Of the 20 possible recruiting stars USC’s receiving quartet could have accumulated from 247Sports.com, St. Brown, London, Tyler Vaughns and Bru McCoy combined for 18 as high school players who were coveted by just about every major Power Five program in the country.
St. Brown, considered the top overall player in California in the 2018 class, was also the nation’s No. 2 receiver and 22nd highest-rated recruit in USC history. McCoy, who initially signed with Texas, was the nation’s highest-rated athlete in the 2019 class and the second overall prospect in California. Vaughns was California’s sixth-rated recruit and the state’s second-best receiver. London, a fellow four-star prospect who turned down an offer from Virginia hoops coach Tony Bennett for the chance to play football and basketball at USC, was California’s No. 35 overall player and the country’s No. 33 receiver.
USC’s receivers were supposed to be among the country’s best when they left their respective LA-area high schools. They’ve mostly met those lofty expectations playing in Graham Harrell’s interpretation of the Air Raid offense.

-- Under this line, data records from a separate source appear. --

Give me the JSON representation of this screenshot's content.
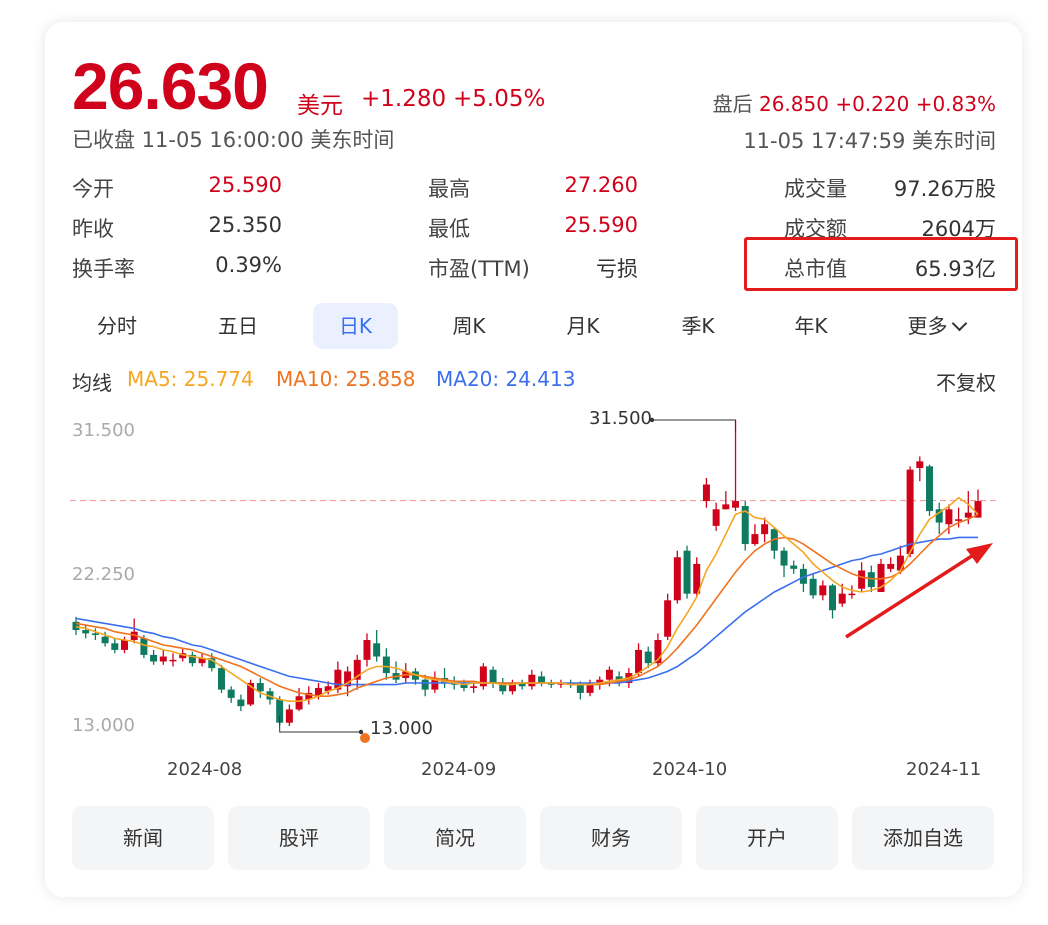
{
  "quote": {
    "price": "26.630",
    "currency": "美元",
    "change": "+1.280",
    "change_pct": "+5.05%",
    "status": "已收盘 11-05 16:00:00 美东时间",
    "after_hours_label": "盘后",
    "after_hours_price": "26.850",
    "after_hours_change": "+0.220",
    "after_hours_pct": "+0.83%",
    "after_hours_time": "11-05 17:47:59 美东时间"
  },
  "stats": {
    "open_label": "今开",
    "open": "25.590",
    "prev_label": "昨收",
    "prev": "25.350",
    "turnover_label": "换手率",
    "turnover": "0.39%",
    "high_label": "最高",
    "high": "27.260",
    "low_label": "最低",
    "low": "25.590",
    "pe_label": "市盈(TTM)",
    "pe": "亏损",
    "volume_label": "成交量",
    "volume": "97.26万股",
    "amount_label": "成交额",
    "amount": "2604万",
    "mktcap_label": "总市值",
    "mktcap": "65.93亿"
  },
  "tabs": [
    "分时",
    "五日",
    "日K",
    "周K",
    "月K",
    "季K",
    "年K",
    "更多"
  ],
  "active_tab": "日K",
  "ma": {
    "title": "均线",
    "ma5": "MA5: 25.774",
    "ma10": "MA10: 25.858",
    "ma20": "MA20: 24.413",
    "adjust": "不复权"
  },
  "colors": {
    "up": "#d0021b",
    "down": "#0f7a60",
    "ma5": "#f5a623",
    "ma10": "#f0731f",
    "ma20": "#3b6ff0",
    "accent": "#3b6ff0",
    "annotation": "#e31b1b"
  },
  "chart_data": {
    "type": "candlestick",
    "y_ticks": [
      "31.500",
      "22.250",
      "13.000"
    ],
    "x_ticks": [
      "2024-08",
      "2024-09",
      "2024-10",
      "2024-11"
    ],
    "ylim": [
      13.0,
      31.5
    ],
    "max_label": "31.500",
    "min_label": "13.000",
    "last_close": 26.63,
    "candles": [
      [
        19.3,
        18.8,
        19.6,
        18.5
      ],
      [
        18.8,
        18.6,
        19.1,
        18.3
      ],
      [
        18.6,
        18.5,
        18.9,
        18.2
      ],
      [
        18.4,
        18.0,
        18.7,
        17.8
      ],
      [
        18.0,
        17.6,
        18.3,
        17.4
      ],
      [
        17.6,
        18.2,
        18.4,
        17.4
      ],
      [
        18.2,
        18.7,
        19.5,
        18.0
      ],
      [
        18.3,
        17.3,
        18.5,
        17.1
      ],
      [
        17.3,
        16.9,
        17.6,
        16.7
      ],
      [
        16.9,
        17.2,
        17.6,
        16.7
      ],
      [
        17.0,
        17.0,
        17.4,
        16.6
      ],
      [
        17.1,
        17.4,
        17.7,
        16.9
      ],
      [
        17.3,
        16.8,
        17.5,
        16.6
      ],
      [
        16.8,
        17.1,
        17.4,
        16.6
      ],
      [
        17.1,
        16.5,
        17.4,
        16.3
      ],
      [
        16.5,
        15.2,
        16.7,
        15.0
      ],
      [
        15.2,
        14.7,
        15.4,
        14.4
      ],
      [
        14.6,
        14.2,
        14.9,
        13.9
      ],
      [
        14.3,
        15.6,
        15.8,
        14.2
      ],
      [
        15.6,
        15.1,
        15.9,
        14.7
      ],
      [
        15.1,
        14.6,
        15.3,
        14.3
      ],
      [
        14.6,
        13.2,
        14.8,
        13.0
      ],
      [
        13.2,
        14.0,
        14.3,
        13.0
      ],
      [
        14.0,
        14.8,
        15.3,
        13.9
      ],
      [
        14.6,
        15.0,
        15.4,
        14.3
      ],
      [
        14.8,
        15.3,
        15.6,
        14.6
      ],
      [
        15.1,
        15.4,
        15.7,
        14.9
      ],
      [
        15.2,
        16.4,
        16.9,
        15.0
      ],
      [
        15.4,
        16.3,
        16.6,
        14.8
      ],
      [
        15.8,
        17.0,
        17.3,
        15.2
      ],
      [
        17.0,
        18.2,
        18.6,
        16.6
      ],
      [
        18.0,
        17.2,
        18.8,
        16.9
      ],
      [
        17.2,
        16.2,
        17.7,
        15.8
      ],
      [
        16.2,
        15.8,
        16.9,
        15.6
      ],
      [
        15.9,
        16.3,
        16.8,
        15.6
      ],
      [
        16.3,
        15.8,
        16.5,
        15.5
      ],
      [
        15.8,
        15.2,
        16.1,
        14.8
      ],
      [
        15.2,
        15.9,
        16.3,
        15.0
      ],
      [
        15.9,
        15.6,
        16.5,
        15.3
      ],
      [
        15.6,
        15.5,
        16.0,
        15.2
      ],
      [
        15.5,
        15.3,
        15.8,
        15.1
      ],
      [
        15.3,
        15.4,
        15.7,
        15.0
      ],
      [
        15.4,
        16.6,
        16.8,
        15.2
      ],
      [
        16.4,
        15.6,
        16.6,
        15.3
      ],
      [
        15.6,
        15.1,
        15.9,
        14.9
      ],
      [
        15.1,
        15.6,
        15.8,
        14.9
      ],
      [
        15.6,
        15.4,
        15.8,
        15.2
      ],
      [
        15.4,
        16.1,
        16.4,
        15.2
      ],
      [
        16.0,
        15.6,
        16.3,
        15.4
      ],
      [
        15.6,
        15.5,
        15.8,
        15.3
      ],
      [
        15.5,
        15.6,
        15.8,
        15.3
      ],
      [
        15.6,
        15.5,
        15.8,
        15.3
      ],
      [
        15.5,
        15.0,
        15.7,
        14.6
      ],
      [
        15.0,
        15.6,
        15.8,
        14.8
      ],
      [
        15.5,
        15.8,
        16.0,
        15.2
      ],
      [
        15.8,
        16.4,
        16.6,
        15.4
      ],
      [
        16.0,
        15.6,
        16.3,
        15.4
      ],
      [
        15.6,
        16.2,
        16.5,
        15.3
      ],
      [
        16.2,
        17.6,
        18.0,
        16.0
      ],
      [
        17.5,
        16.8,
        17.8,
        16.5
      ],
      [
        16.8,
        18.2,
        18.6,
        16.6
      ],
      [
        18.4,
        20.6,
        21.0,
        18.2
      ],
      [
        20.6,
        23.2,
        23.6,
        20.4
      ],
      [
        23.6,
        21.0,
        23.9,
        20.7
      ],
      [
        21.0,
        22.8,
        23.2,
        20.8
      ],
      [
        26.6,
        27.6,
        28.0,
        26.2
      ],
      [
        25.1,
        26.1,
        26.5,
        24.8
      ],
      [
        26.1,
        26.4,
        27.2,
        26.1
      ],
      [
        26.2,
        26.6,
        31.5,
        26.0
      ],
      [
        26.3,
        24.0,
        26.6,
        23.6
      ],
      [
        24.0,
        24.6,
        25.2,
        23.9
      ],
      [
        24.6,
        25.2,
        25.6,
        24.1
      ],
      [
        24.9,
        23.6,
        25.0,
        23.1
      ],
      [
        23.6,
        22.7,
        23.8,
        22.0
      ],
      [
        22.7,
        22.5,
        23.0,
        22.2
      ],
      [
        22.5,
        21.6,
        22.8,
        21.1
      ],
      [
        21.9,
        20.9,
        22.2,
        20.7
      ],
      [
        20.9,
        21.5,
        21.8,
        20.6
      ],
      [
        21.5,
        20.0,
        21.6,
        19.5
      ],
      [
        20.4,
        21.0,
        21.6,
        20.2
      ],
      [
        21.0,
        21.0,
        21.5,
        20.7
      ],
      [
        21.3,
        22.4,
        22.9,
        21.1
      ],
      [
        22.3,
        21.4,
        22.7,
        21.1
      ],
      [
        21.1,
        22.8,
        23.1,
        21.1
      ],
      [
        22.5,
        22.8,
        23.2,
        22.3
      ],
      [
        22.4,
        23.3,
        23.9,
        22.2
      ],
      [
        23.4,
        28.5,
        28.7,
        23.2
      ],
      [
        28.6,
        29.0,
        29.3,
        27.8
      ],
      [
        28.7,
        26.0,
        28.8,
        25.7
      ],
      [
        26.1,
        25.3,
        26.5,
        24.6
      ],
      [
        25.2,
        26.1,
        26.4,
        24.6
      ],
      [
        25.4,
        25.5,
        26.2,
        25.0
      ],
      [
        25.6,
        25.9,
        27.2,
        25.2
      ],
      [
        25.6,
        26.6,
        27.3,
        25.6
      ]
    ],
    "ma5": [
      19.0,
      18.9,
      18.7,
      18.5,
      18.3,
      18.2,
      18.1,
      17.9,
      17.8,
      17.6,
      17.5,
      17.3,
      17.2,
      17.1,
      17.0,
      16.6,
      16.2,
      15.8,
      15.4,
      15.0,
      14.8,
      14.6,
      14.5,
      14.5,
      14.6,
      14.8,
      15.1,
      15.3,
      15.6,
      16.0,
      16.4,
      16.6,
      16.6,
      16.5,
      16.3,
      16.1,
      15.9,
      15.8,
      15.7,
      15.6,
      15.5,
      15.6,
      15.6,
      15.6,
      15.5,
      15.5,
      15.6,
      15.6,
      15.6,
      15.6,
      15.6,
      15.5,
      15.5,
      15.5,
      15.6,
      15.7,
      15.8,
      15.9,
      16.2,
      16.6,
      17.0,
      17.8,
      18.9,
      19.8,
      20.8,
      22.4,
      23.4,
      24.6,
      25.8,
      26.0,
      25.6,
      25.5,
      25.0,
      24.5,
      24.0,
      23.5,
      22.8,
      22.3,
      21.8,
      21.4,
      21.2,
      21.1,
      21.2,
      21.4,
      21.8,
      22.4,
      23.5,
      24.6,
      25.5,
      25.9,
      26.3,
      26.8,
      26.4,
      25.8
    ],
    "ma10": [
      19.2,
      19.1,
      19.0,
      18.9,
      18.7,
      18.6,
      18.5,
      18.3,
      18.1,
      17.9,
      17.8,
      17.7,
      17.6,
      17.4,
      17.2,
      17.0,
      16.8,
      16.6,
      16.3,
      16.0,
      15.7,
      15.4,
      15.2,
      15.0,
      14.9,
      14.8,
      14.8,
      14.9,
      15.0,
      15.3,
      15.5,
      15.7,
      15.9,
      16.0,
      16.1,
      16.1,
      16.0,
      15.9,
      15.8,
      15.7,
      15.7,
      15.7,
      15.6,
      15.6,
      15.6,
      15.6,
      15.6,
      15.6,
      15.6,
      15.6,
      15.6,
      15.5,
      15.5,
      15.5,
      15.5,
      15.6,
      15.7,
      15.8,
      16.0,
      16.3,
      16.6,
      17.1,
      17.7,
      18.4,
      19.1,
      19.9,
      20.7,
      21.5,
      22.3,
      23.0,
      23.6,
      24.0,
      24.3,
      24.4,
      24.3,
      24.0,
      23.6,
      23.2,
      22.8,
      22.5,
      22.2,
      22.0,
      21.9,
      21.9,
      22.0,
      22.3,
      22.8,
      23.4,
      24.0,
      24.5,
      25.0,
      25.3,
      25.5,
      25.8
    ],
    "ma20": [
      19.5,
      19.4,
      19.3,
      19.2,
      19.1,
      19.0,
      18.9,
      18.7,
      18.6,
      18.4,
      18.3,
      18.1,
      17.9,
      17.8,
      17.6,
      17.4,
      17.2,
      17.0,
      16.8,
      16.6,
      16.4,
      16.2,
      16.0,
      15.9,
      15.8,
      15.7,
      15.6,
      15.5,
      15.5,
      15.5,
      15.5,
      15.5,
      15.5,
      15.5,
      15.6,
      15.6,
      15.6,
      15.6,
      15.6,
      15.6,
      15.6,
      15.6,
      15.6,
      15.6,
      15.6,
      15.6,
      15.6,
      15.6,
      15.6,
      15.6,
      15.6,
      15.6,
      15.6,
      15.6,
      15.6,
      15.6,
      15.6,
      15.7,
      15.8,
      15.9,
      16.1,
      16.3,
      16.6,
      17.0,
      17.4,
      17.9,
      18.4,
      18.9,
      19.4,
      19.9,
      20.3,
      20.7,
      21.1,
      21.4,
      21.7,
      22.0,
      22.2,
      22.4,
      22.6,
      22.8,
      23.0,
      23.1,
      23.3,
      23.4,
      23.6,
      23.8,
      24.0,
      24.1,
      24.2,
      24.3,
      24.3,
      24.4,
      24.4,
      24.4
    ]
  },
  "actions": [
    "新闻",
    "股评",
    "简况",
    "财务",
    "开户",
    "添加自选"
  ]
}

Vaughns, who had 912 receiving yards last season, is up to 185 this year. McCoy, the fourth option for all-conference quarterback Kedon Slovis, has still supplied some key catches for the Trojans, catching a tipped pass for a touchdown against Arizona State that helped key USC’s comeback.
“Got some length, got some speed, they get the ball to them in space when they’ve got kind of numbers on their side,” WSU coach Nick Rolovich said. “So those quick throws out to the flat, whether it’s an out stuff or shots down the field.”

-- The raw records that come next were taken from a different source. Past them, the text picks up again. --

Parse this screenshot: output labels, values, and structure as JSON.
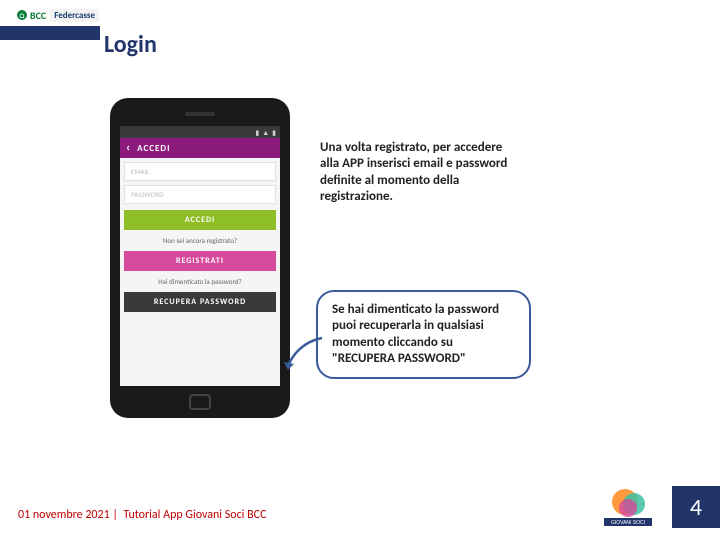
{
  "brand": {
    "bcc": "BCC",
    "federcasse": "Federcasse"
  },
  "page_title": "Login",
  "phone": {
    "titlebar": "ACCEDI",
    "email_placeholder": "EMAIL",
    "password_placeholder": "PASSWORD",
    "btn_accedi": "ACCEDI",
    "helper_register": "Non sei ancora registrato?",
    "btn_registrati": "REGISTRATI",
    "helper_forgot": "Hai dimenticato la password?",
    "btn_recupera": "RECUPERA PASSWORD"
  },
  "desc1": "Una volta registrato, per accedere alla APP inserisci email e password definite al momento della registrazione.",
  "desc2": "Se hai dimenticato la password puoi recuperarla in qualsiasi momento cliccando su \"RECUPERA PASSWORD\"",
  "footer": {
    "date": "01 novembre 2021",
    "title": "Tutorial App Giovani Soci BCC",
    "page": "4",
    "logo_text": "GIOVANI SOCI"
  }
}
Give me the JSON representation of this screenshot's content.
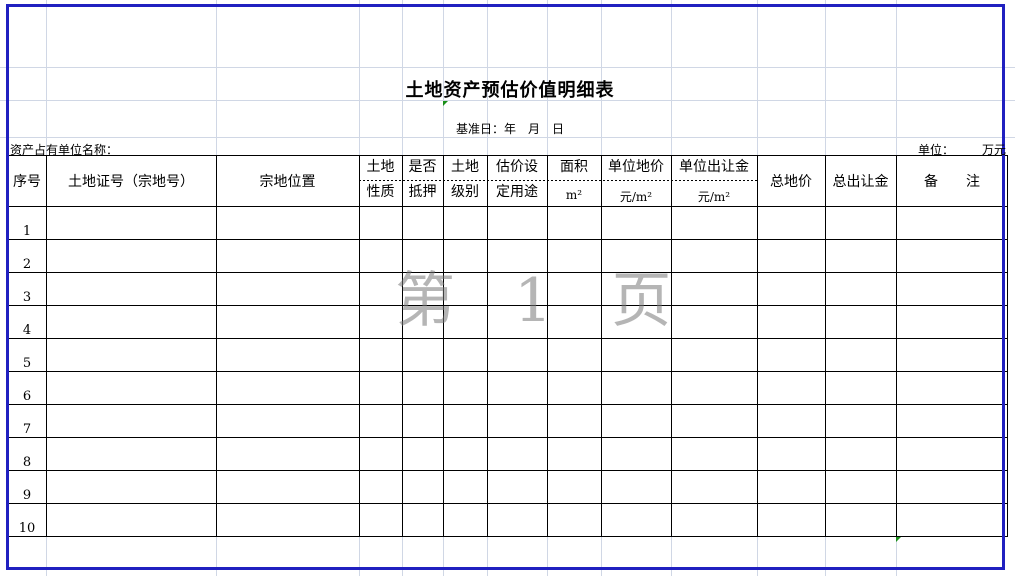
{
  "title": "土地资产预估价值明细表",
  "base_date": "基准日：年　月　日",
  "owner_label": "资产占有单位名称：",
  "unit_label": "单位：",
  "unit_value": "万元",
  "headers": {
    "seq": "序号",
    "cert": "土地证号（宗地号）",
    "location": "宗地位置",
    "nature_1": "土地",
    "nature_2": "性质",
    "mortgage_1": "是否",
    "mortgage_2": "抵押",
    "grade_1": "土地",
    "grade_2": "级别",
    "usage_1": "估价设",
    "usage_2": "定用途",
    "area_1": "面积",
    "area_2": "m²",
    "unit_price_1": "单位地价",
    "unit_price_2": "元/m²",
    "unit_fee_1": "单位出让金",
    "unit_fee_2": "元/m²",
    "total_price": "总地价",
    "total_fee": "总出让金",
    "remark": "备　　注"
  },
  "rows": [
    "1",
    "2",
    "3",
    "4",
    "5",
    "6",
    "7",
    "8",
    "9",
    "10"
  ],
  "watermark": "第 1 页"
}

The receiving corps WSU rolls out will include Bell, Harris, Jamire Calvin and Lucas Bacon. By using the same scale, WSU’s group accumulated just 10 recruiting stars, with Calvin being the only four-star prospect. Bell and Harris were both three-star recruits and Bacon, who’s played at “X” receiver with Calvin Jackson Jr. injured, is still a walk-on for the Cougars.
But the group, led by two small slot receivers – Bell (5-8, 161) and Harris (5-9, 180) – has shown it doesn’t need hype or height to produce when it matters. The slots have each turned in a career performance this season, with Harris reeling in seven passes for 107 yards and two touchdowns – and another touchdown rushing – against Oregon State and Bell catching 10 passes for 158 yards against Oregon.

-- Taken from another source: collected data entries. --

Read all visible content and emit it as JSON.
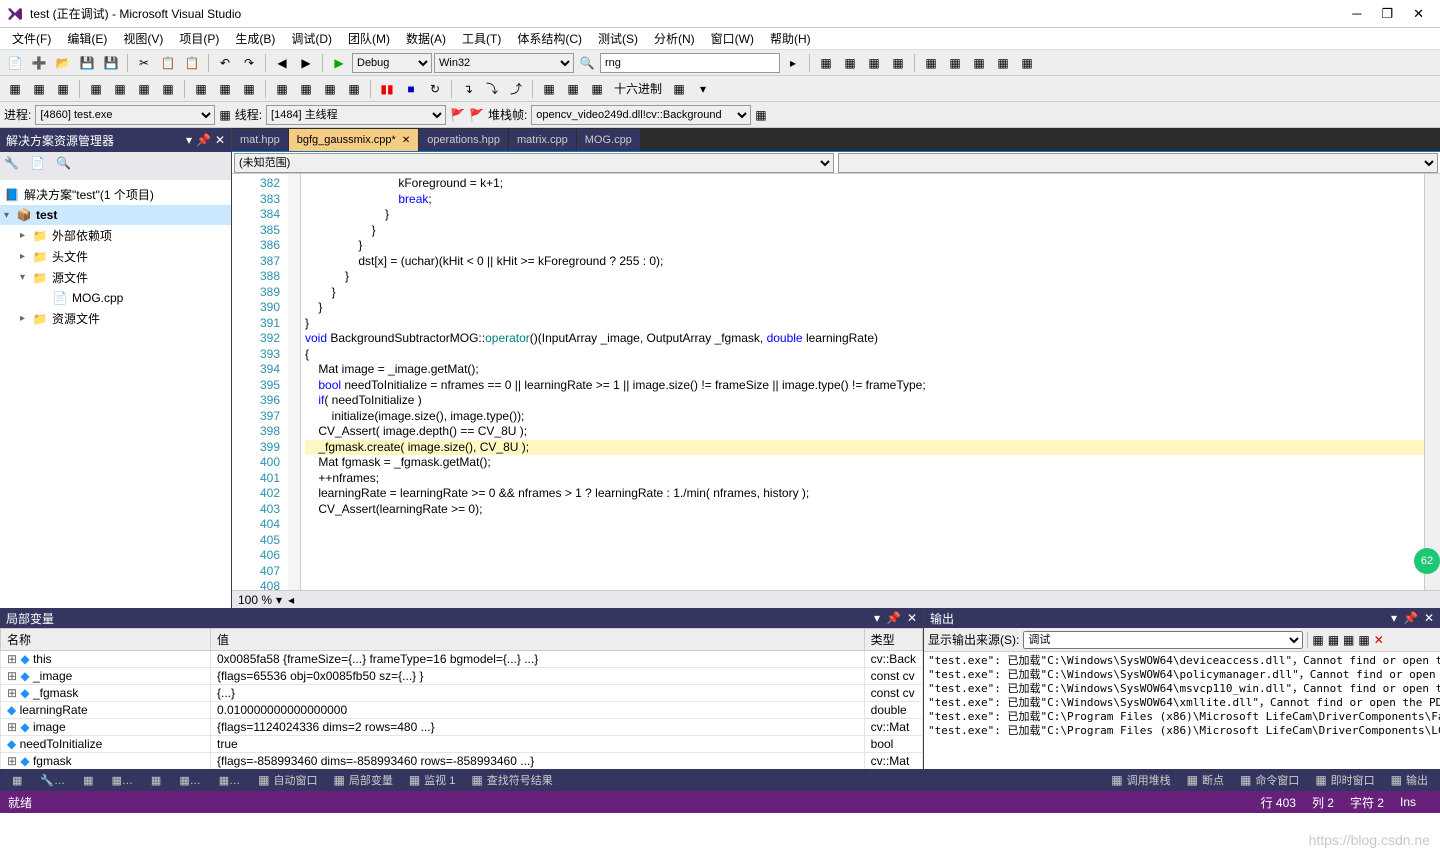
{
  "titlebar": {
    "title": "test (正在调试) - Microsoft Visual Studio"
  },
  "menu": [
    "文件(F)",
    "编辑(E)",
    "视图(V)",
    "项目(P)",
    "生成(B)",
    "调试(D)",
    "团队(M)",
    "数据(A)",
    "工具(T)",
    "体系结构(C)",
    "测试(S)",
    "分析(N)",
    "窗口(W)",
    "帮助(H)"
  ],
  "toolbar1": {
    "config": "Debug",
    "platform": "Win32",
    "search": "rng"
  },
  "toolbar2": {
    "hex": "十六进制",
    "process_label": "进程:",
    "process": "[4860] test.exe",
    "thread_label": "线程:",
    "thread": "[1484] 主线程",
    "stack_label": "堆栈帧:",
    "stack": "opencv_video249d.dll!cv::Background"
  },
  "explorer": {
    "title": "解决方案资源管理器",
    "solution": "解决方案\"test\"(1 个项目)",
    "project": "test",
    "folders": [
      {
        "name": "外部依赖项",
        "icon": "folder"
      },
      {
        "name": "头文件",
        "icon": "folder"
      },
      {
        "name": "源文件",
        "icon": "folder",
        "expanded": true,
        "children": [
          {
            "name": "MOG.cpp",
            "icon": "cpp"
          }
        ]
      },
      {
        "name": "资源文件",
        "icon": "folder"
      }
    ]
  },
  "tabs": [
    {
      "label": "mat.hpp",
      "active": false
    },
    {
      "label": "bgfg_gaussmix.cpp*",
      "active": true,
      "close": true
    },
    {
      "label": "operations.hpp",
      "active": false
    },
    {
      "label": "matrix.cpp",
      "active": false
    },
    {
      "label": "MOG.cpp",
      "active": false
    }
  ],
  "breadcrumb": {
    "scope": "(未知范围)"
  },
  "code": {
    "start": 382,
    "lines": [
      "                            kForeground = k+1;",
      "                            break;",
      "                        }",
      "                    }",
      "                }",
      "",
      "                dst[x] = (uchar)(kHit < 0 || kHit >= kForeground ? 255 : 0);",
      "            }",
      "        }",
      "    }",
      "}",
      "",
      "void BackgroundSubtractorMOG::operator()(InputArray _image, OutputArray _fgmask, double learningRate)",
      "{",
      "    Mat image = _image.getMat();",
      "    bool needToInitialize = nframes == 0 || learningRate >= 1 || image.size() != frameSize || image.type() != frameType;",
      "",
      "    if( needToInitialize )",
      "        initialize(image.size(), image.type());",
      "",
      "    CV_Assert( image.depth() == CV_8U );",
      "    _fgmask.create( image.size(), CV_8U );",
      "    Mat fgmask = _fgmask.getMat();",
      "",
      "    ++nframes;",
      "    learningRate = learningRate >= 0 && nframes > 1 ? learningRate : 1./min( nframes, history );",
      "    CV_Assert(learningRate >= 0);"
    ],
    "current_line": 403
  },
  "zoom": "100 %",
  "locals": {
    "title": "局部变量",
    "headers": [
      "名称",
      "值",
      "类型"
    ],
    "rows": [
      {
        "name": "this",
        "value": "0x0085fa58 {frameSize={...} frameType=16 bgmodel={...} ...}",
        "type": "cv::Back",
        "exp": true
      },
      {
        "name": "_image",
        "value": "{flags=65536 obj=0x0085fb50 sz={...} }",
        "type": "const cv",
        "exp": true
      },
      {
        "name": "_fgmask",
        "value": "{...}",
        "type": "const cv",
        "exp": true
      },
      {
        "name": "learningRate",
        "value": "0.010000000000000000",
        "type": "double"
      },
      {
        "name": "image",
        "value": "{flags=1124024336 dims=2 rows=480 ...}",
        "type": "cv::Mat",
        "exp": true
      },
      {
        "name": "needToInitialize",
        "value": "true",
        "type": "bool"
      },
      {
        "name": "fgmask",
        "value": "{flags=-858993460 dims=-858993460 rows=-858993460 ...}",
        "type": "cv::Mat",
        "exp": true
      }
    ]
  },
  "output": {
    "title": "输出",
    "source_label": "显示输出来源(S):",
    "source": "调试",
    "lines": [
      "\"test.exe\": 已加载\"C:\\Windows\\SysWOW64\\deviceaccess.dll\"，Cannot find or open th",
      "\"test.exe\": 已加载\"C:\\Windows\\SysWOW64\\policymanager.dll\"，Cannot find or open t",
      "\"test.exe\": 已加载\"C:\\Windows\\SysWOW64\\msvcp110_win.dll\"，Cannot find or open th",
      "\"test.exe\": 已加载\"C:\\Windows\\SysWOW64\\xmllite.dll\"，Cannot find or open the PDB",
      "\"test.exe\": 已加载\"C:\\Program Files (x86)\\Microsoft LifeCam\\DriverComponents\\Fac",
      "\"test.exe\": 已加载\"C:\\Program Files (x86)\\Microsoft LifeCam\\DriverComponents\\LCF"
    ]
  },
  "bottom_tabs_left": [
    "自动窗口",
    "局部变量",
    "监视 1",
    "查找符号结果"
  ],
  "bottom_tabs_right": [
    "调用堆栈",
    "断点",
    "命令窗口",
    "即时窗口",
    "输出"
  ],
  "status": {
    "ready": "就绪",
    "line": "行 403",
    "col": "列 2",
    "char": "字符 2",
    "ins": "Ins"
  },
  "watermark": "https://blog.csdn.ne",
  "badge": "62"
}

“The thing that helped the most early on was those were two guys that completely bought in to what we were doing in the offense and philosophically and have really kind of soaked up everything that we’re doing,” Cougars offensive coordinator Brian Smith said. “As far as how we’re teaching the offense and the selflessness of how they can help get each other open and how they have the ability to create opportunities for themselves at the same time.
“Athletically, both of those guys are extremely dynamic, which is what we look for in the slot position. Guys that have a combination of speed and twitch. Both are very competitive, love getting the ball in their hands, love winning.”
Bell, a Los Angeles native who played at Cathedral High, is familiar with Vaughns from the 7-on-7 circuit. The receivers spent the offseason working out at STARS (Sports Training and Rehabilitation Services) in Santa Ana.
“It’ll be nice to go and compete up against them, because he’s great, too, he’s a great athlete too,” Bell said. “So just seeing what he does against our defense and what I do against their defense. That’s going to be pretty good, pretty dope.”